Paul Reid

Personal information
- Full name: Paul Robert Reid
- Date of birth: 19 January 1968 (age 58)
- Place of birth: Oldbury, England
- Height: 5 ft 8 in (1.73 m)
- Position: Midfielder

Youth career
- Leicester City

Senior career*
- Years: Team / Apps / (Gls)
- 1986–1992: Leicester City / 162 / (21)
- 1992: → Bradford City (loan) / 7 / (0)
- 1992–1994: Bradford City / 82 / (15)
- 1994–1997: Huddersfield Town / 77 / (6)
- 1997–1999: Oldham Athletic / 93 / (6)
- 1999–2002: Bury / 110 / (9)
- 2002–2003: Swansea City / 20 / (1)
- 2003–2004: Carmarthen Town / 23 / (1)
- 2004–2005: Afan Lido / 20 / (0)
- Total:  / 594 / (59)

Managerial career
- 2007: Port Talbot Town (caretaker)
- 2012–2013: Afan Lido
- 2013-2019: Swansea City Academy
- 2019-2020: Forest Green Rovers Academy

= Paul Reid (footballer, born 1968) =

English footballer

Paul Robert Reid (born 19 January 1968) is an English football coach and former professional player.

As a player his career as a midfielder saw him feature in the Football League for Leicester City, Bradford City, Huddersfield Town, Oldham Athletic, Bury and Swansea City.

==Playing career==
Reid was first scouted at age 14 while playing for a local team in Birmingham. He was turned away from teams such as West Brom and Coventry as he was told he was "too small" to play as a centre forward.

He joined Leicester City as an apprentice at age 16 before signing his first professional contract at age 17 in 1986. In the 1987/88 season, he won the club's Goal of the Season for his goal against Blackburn.
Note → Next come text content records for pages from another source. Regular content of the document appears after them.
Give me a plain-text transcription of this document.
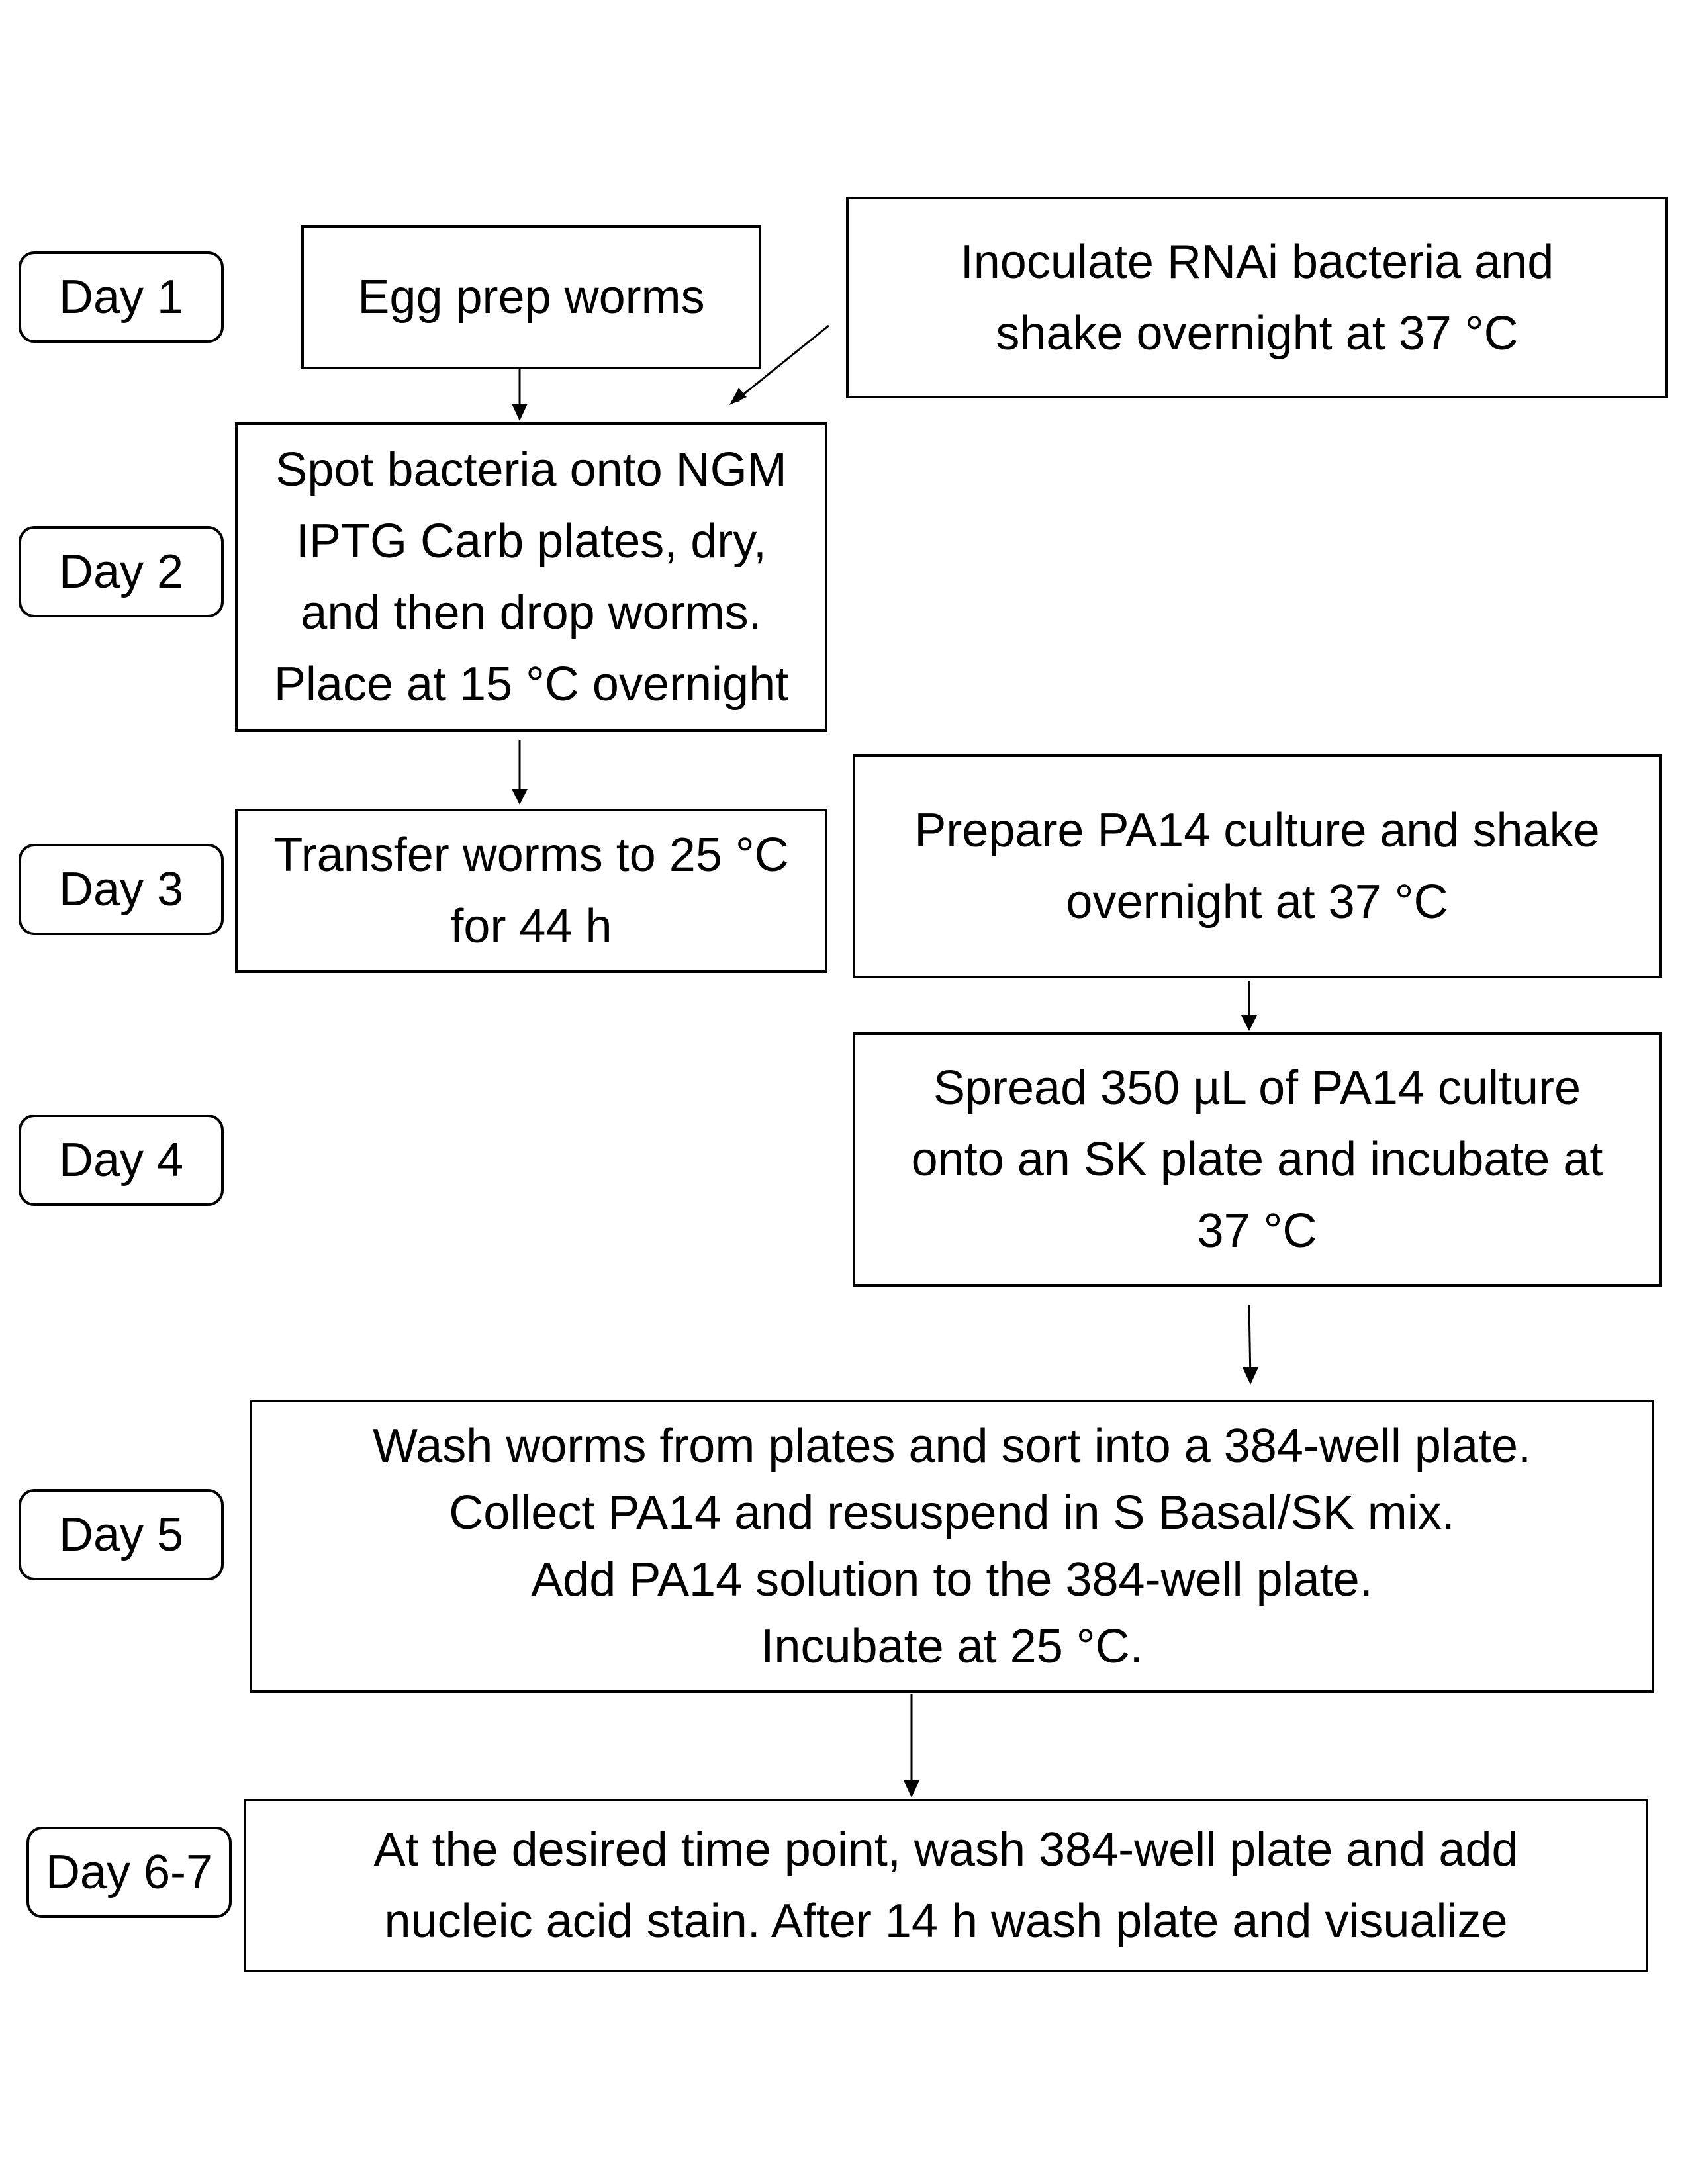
Day 1
Day 2
Day 3
Day 4
Day 5
Day 6-7
Egg prep worms
Inoculate RNAi bacteria and
shake overnight at 37 °C
Spot bacteria onto NGM
IPTG Carb plates, dry,
and then drop worms.
Place at 15 °C overnight
Transfer worms to 25 °C
for 44 h
Prepare PA14 culture and shake
overnight at 37 °C
Spread 350 µL of PA14 culture
onto an SK plate and incubate at
37 °C
Wash worms from plates and sort into a 384-well plate.
Collect PA14 and resuspend in S Basal/SK mix.
Add PA14 solution to the 384-well plate.
Incubate at 25 °C.
At the desired time point, wash 384-well plate and add
nucleic acid stain. After 14 h wash plate and visualize
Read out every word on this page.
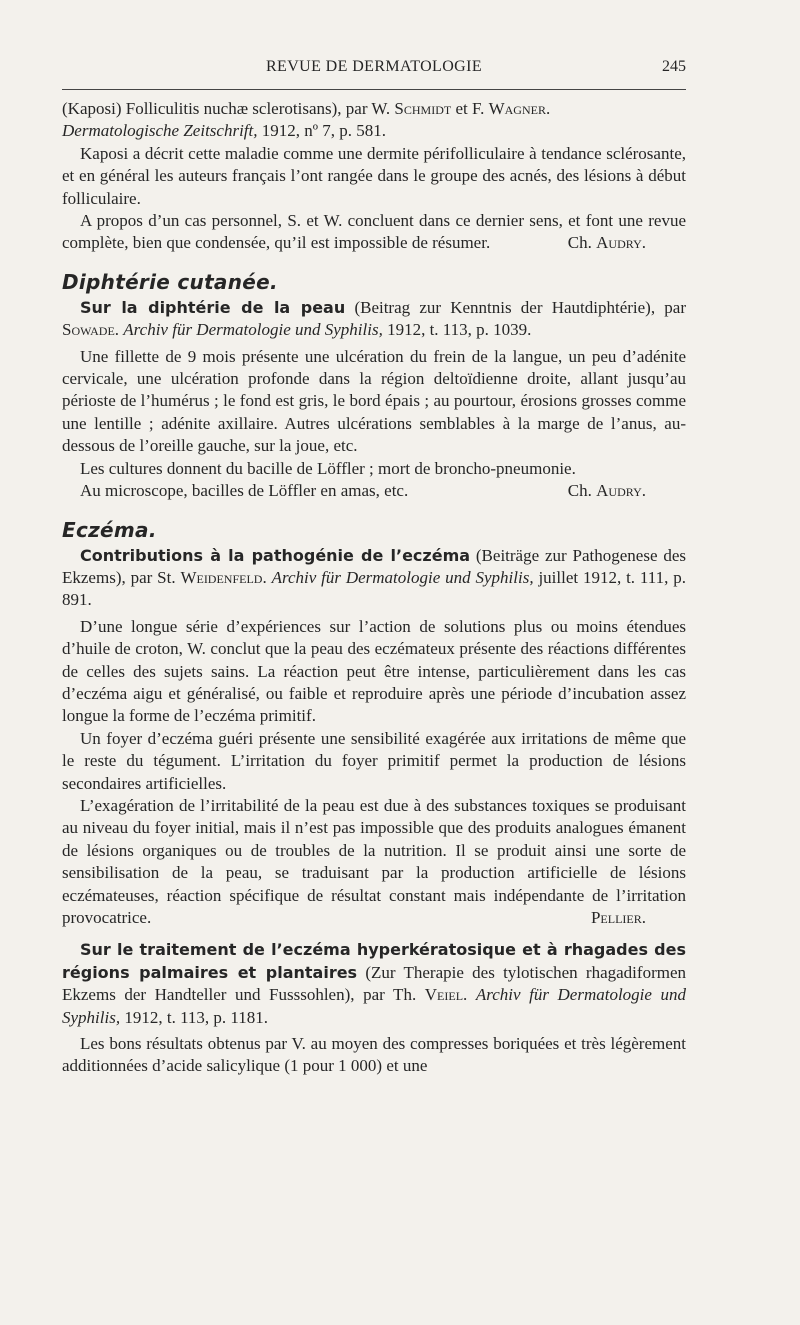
REVUE DE DERMATOLOGIE	245

(Kaposi) Folliculitis nuchæ sclerotisans), par W. Schmidt et F. Wagner.
Dermatologische Zeitschrift, 1912, nº 7, p. 581.

Kaposi a décrit cette maladie comme une dermite périfolliculaire à tendance sclérosante, et en général les auteurs français l’ont rangée dans le groupe des acnés, des lésions à début folliculaire.

A propos d’un cas personnel, S. et W. concluent dans ce dernier sens, et font une revue complète, bien que condensée, qu’il est impossible de résumer.	Ch. Audry.
Diphtérie cutanée.

Sur la diphtérie de la peau (Beitrag zur Kenntnis der Hautdiphtérie), par Sowade. Archiv für Dermatologie und Syphilis, 1912, t. 113, p. 1039.

Une fillette de 9 mois présente une ulcération du frein de la langue, un peu d’adénite cervicale, une ulcération profonde dans la région deltoïdienne droite, allant jusqu’au périoste de l’humérus ; le fond est gris, le bord épais ; au pourtour, érosions grosses comme une lentille ; adénite axillaire. Autres ulcérations semblables à la marge de l’anus, au-dessous de l’oreille gauche, sur la joue, etc.

Les cultures donnent du bacille de Löffler ; mort de broncho-pneumonie.

Au microscope, bacilles de Löffler en amas, etc.	Ch. Audry.

Eczéma.

Contributions à la pathogénie de l’eczéma (Beiträge zur Pathogenese des Ekzems), par St. Weidenfeld. Archiv für Dermatologie und Syphilis, juillet 1912, t. 111, p. 891.

D’une longue série d’expériences sur l’action de solutions plus ou moins étendues d’huile de croton, W. conclut que la peau des eczémateux présente des réactions différentes de celles des sujets sains. La réaction peut être intense, particulièrement dans les cas d’eczéma aigu et généralisé, ou faible et reproduire après une période d’incubation assez longue la forme de l’eczéma primitif.

Un foyer d’eczéma guéri présente une sensibilité exagérée aux irritations de même que le reste du tégument. L’irritation du foyer primitif permet la production de lésions secondaires artificielles.

L’exagération de l’irritabilité de la peau est due à des substances toxiques se produisant au niveau du foyer initial, mais il n’est pas impossible que des produits analogues émanent de lésions organiques ou de troubles de la nutrition. Il se produit ainsi une sorte de sensibilisation de la peau, se traduisant par la production artificielle de lésions eczémateuses, réaction spécifique de résultat constant mais indépendante de l’irritation provocatrice.	Pellier.

Sur le traitement de l’eczéma hyperkératosique et à rhagades des régions palmaires et plantaires (Zur Therapie des tylotischen rhagadiformen Ekzems der Handteller und Fusssohlen), par Th. Veiel. Archiv für Dermatologie und Syphilis, 1912, t. 113, p. 1181.

Les bons résultats obtenus par V. au moyen des compresses boriquées et très légèrement additionnées d’acide salicylique (1 pour 1 000) et une
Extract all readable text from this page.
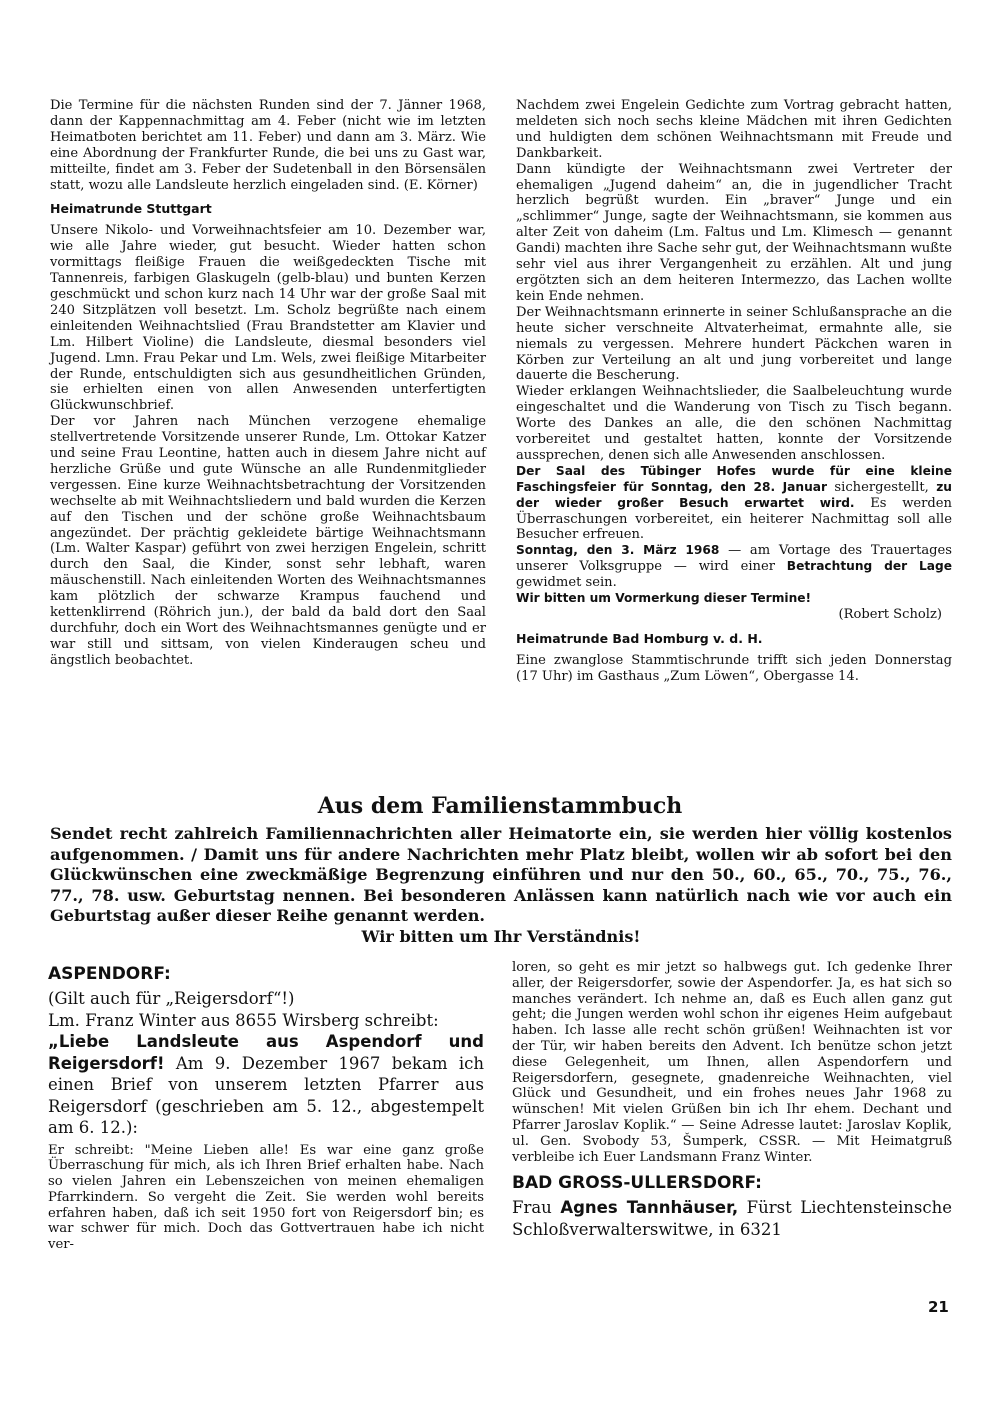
Die Termine für die nächsten Runden sind der 7. Jänner 1968, dann der Kappennachmittag am 4. Feber (nicht wie im letzten Heimatboten berichtet am 11. Feber) und dann am 3. März. Wie eine Abordnung der Frankfurter Runde, die bei uns zu Gast war, mitteilte, findet am 3. Feber der Sudetenball in den Börsensälen statt, wozu alle Landsleute herzlich eingeladen sind. (E. Körner)

Heimatrunde Stuttgart

Unsere Nikolo- und Vorweihnachtsfeier am 10. Dezember war, wie alle Jahre wieder, gut besucht. Wieder hatten schon vormittags fleißige Frauen die weißgedeckten Tische mit Tannenreis, farbigen Glaskugeln (gelb-blau) und bunten Kerzen geschmückt und schon kurz nach 14 Uhr war der große Saal mit 240 Sitzplätzen voll besetzt. Lm. Scholz begrüßte nach einem einleitenden Weihnachtslied (Frau Brandstetter am Klavier und Lm. Hilbert Violine) die Landsleute, diesmal besonders viel Jugend. Lmn. Frau Pekar und Lm. Wels, zwei fleißige Mitarbeiter der Runde, entschuldigten sich aus gesundheitlichen Gründen, sie erhielten einen von allen Anwesenden unterfertigten Glückwunschbrief.

Der vor Jahren nach München verzogene ehemalige stellvertretende Vorsitzende unserer Runde, Lm. Ottokar Katzer und seine Frau Leontine, hatten auch in diesem Jahre nicht auf herzliche Grüße und gute Wünsche an alle Rundenmitglieder vergessen. Eine kurze Weihnachtsbetrachtung der Vorsitzenden wechselte ab mit Weihnachtsliedern und bald wurden die Kerzen auf den Tischen und der schöne große Weihnachtsbaum angezündet. Der prächtig gekleidete bärtige Weihnachtsmann (Lm. Walter Kaspar) geführt von zwei herzigen Engelein, schritt durch den Saal, die Kinder, sonst sehr lebhaft, waren mäuschenstill. Nach einleitenden Worten des Weihnachtsmannes kam plötzlich der schwarze Krampus fauchend und kettenklirrend (Röhrich jun.), der bald da bald dort den Saal durchfuhr, doch ein Wort des Weihnachtsmannes genügte und er war still und sittsam, von vielen Kinderaugen scheu und ängstlich beobachtet.

Nachdem zwei Engelein Gedichte zum Vortrag gebracht hatten, meldeten sich noch sechs kleine Mädchen mit ihren Gedichten und huldigten dem schönen Weihnachtsmann mit Freude und Dankbarkeit.

Dann kündigte der Weihnachtsmann zwei Vertreter der ehemaligen „Jugend daheim“ an, die in jugendlicher Tracht herzlich begrüßt wurden. Ein „braver“ Junge und ein „schlimmer“ Junge, sagte der Weihnachtsmann, sie kommen aus alter Zeit von daheim (Lm. Faltus und Lm. Klimesch — genannt Gandi) machten ihre Sache sehr gut, der Weihnachtsmann wußte sehr viel aus ihrer Vergangenheit zu erzählen. Alt und jung ergötzten sich an dem heiteren Intermezzo, das Lachen wollte kein Ende nehmen.

Der Weihnachtsmann erinnerte in seiner Schlußansprache an die heute sicher verschneite Altvaterheimat, ermahnte alle, sie niemals zu vergessen. Mehrere hundert Päckchen waren in Körben zur Verteilung an alt und jung vorbereitet und lange dauerte die Bescherung.

Wieder erklangen Weihnachtslieder, die Saalbeleuchtung wurde eingeschaltet und die Wanderung von Tisch zu Tisch begann. Worte des Dankes an alle, die den schönen Nachmittag vorbereitet und gestaltet hatten, konnte der Vorsitzende aussprechen, denen sich alle Anwesenden anschlossen.

Der Saal des Tübinger Hofes wurde für eine kleine Faschingsfeier für Sonntag, den 28. Januar sichergestellt, zu der wieder großer Besuch erwartet wird. Es werden Überraschungen vorbereitet, ein heiterer Nachmittag soll alle Besucher erfreuen.

Sonntag, den 3. März 1968 — am Vortage des Trauertages unserer Volksgruppe — wird einer Betrachtung der Lage gewidmet sein.

Wir bitten um Vormerkung dieser Termine!

(Robert Scholz)

Heimatrunde Bad Homburg v. d. H.

Eine zwanglose Stammtischrunde trifft sich jeden Donnerstag (17 Uhr) im Gasthaus „Zum Löwen“, Obergasse 14.

Aus dem Familienstammbuch
Sendet recht zahlreich Familiennachrichten aller Heimatorte ein, sie werden hier völlig kostenlos aufgenommen. / Damit uns für andere Nachrichten mehr Platz bleibt, wollen wir ab sofort bei den Glückwünschen eine zweckmäßige Begrenzung einführen und nur den 50., 60., 65., 70., 75., 76., 77., 78. usw. Geburtstag nennen. Bei besonderen Anlässen kann natürlich nach wie vor auch ein Geburtstag außer dieser Reihe genannt werden.
Wir bitten um Ihr Verständnis!
ASPENDORF:

(Gilt auch für „Reigersdorf“!)

Lm. Franz Winter aus 8655 Wirsberg schreibt:

„Liebe Landsleute aus Aspendorf und Reigersdorf! Am 9. Dezember 1967 bekam ich einen Brief von unserem letzten Pfarrer aus Reigersdorf (geschrieben am 5. 12., abgestempelt am 6. 12.):

Er schreibt: "Meine Lieben alle! Es war eine ganz große Überraschung für mich, als ich Ihren Brief erhalten habe. Nach so vielen Jahren ein Lebenszeichen von meinen ehemaligen Pfarrkindern. So vergeht die Zeit. Sie werden wohl bereits erfahren haben, daß ich seit 1950 fort von Reigersdorf bin; es war schwer für mich. Doch das Gottvertrauen habe ich nicht ver-

loren, so geht es mir jetzt so halbwegs gut. Ich gedenke Ihrer aller, der Reigersdorfer, sowie der Aspendorfer. Ja, es hat sich so manches verändert. Ich nehme an, daß es Euch allen ganz gut geht; die Jungen werden wohl schon ihr eigenes Heim aufgebaut haben. Ich lasse alle recht schön grüßen! Weihnachten ist vor der Tür, wir haben bereits den Advent. Ich benütze schon jetzt diese Gelegenheit, um Ihnen, allen Aspendorfern und Reigersdorfern, gesegnete, gnadenreiche Weihnachten, viel Glück und Gesundheit, und ein frohes neues Jahr 1968 zu wünschen! Mit vielen Grüßen bin ich Ihr ehem. Dechant und Pfarrer Jaroslav Koplik.“ — Seine Adresse lautet: Jaroslav Koplik, ul. Gen. Svobody 53, Šumperk, CSSR. — Mit Heimatgruß verbleibe ich Euer Landsmann Franz Winter.

BAD GROSS-ULLERSDORF:

Frau Agnes Tannhäuser, Fürst Liechtensteinsche Schloßverwalterswitwe, in 6321

21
In 1992 Reid joined Bradford City on loan before signing a 3-year permanent contract.

In 1994, Reid joined Huddersfield Town. The main major success of his career came in 1995 when he helped Huddersfield Town to gain promotion to the Division One via the Division Two play-offs. He started in the first leg of the semi-final but had to be substituted off at 20 minutes when he ruptured his knee ligaments after catching his studs on the ball. Reid had made 48 appearances for Huddersfield that season across all competitions, and scored 7 goals.

Reid next signed for Oldham Athletic in March 1997 before moving to Bury in 1999 on a free transfer.

Reid signed a one-year contract at Swansea City during the summer transfer window in 2002. His only goal for Swansea came on his debut against Rushden & Diamonds. He then played in the Welsh Premier League for Carmarthen Town and Afan Lido.

== Managerial career ==
After retiring as a player, Reid earned his coaching licence. He had a spell coaching Swansea City's junior teams before becoming coach of Welsh Premier club Port Talbot Town. After Tony Pennock's resignation in 2007 he acted as caretaker manager for two matches, both won, before staying on as coach under new manager Nicky Tucker. He left the club at the end of the 2007–08 season, but returned in December 2008 after yet another change of management.

In May 2012 he joined Afan Lido as a manager.

After a spell at Afan Lido, Paul joined the Swansea City academy where he stayed in the ranks until 2019. Paul then joined Forest Green Rovers Academy.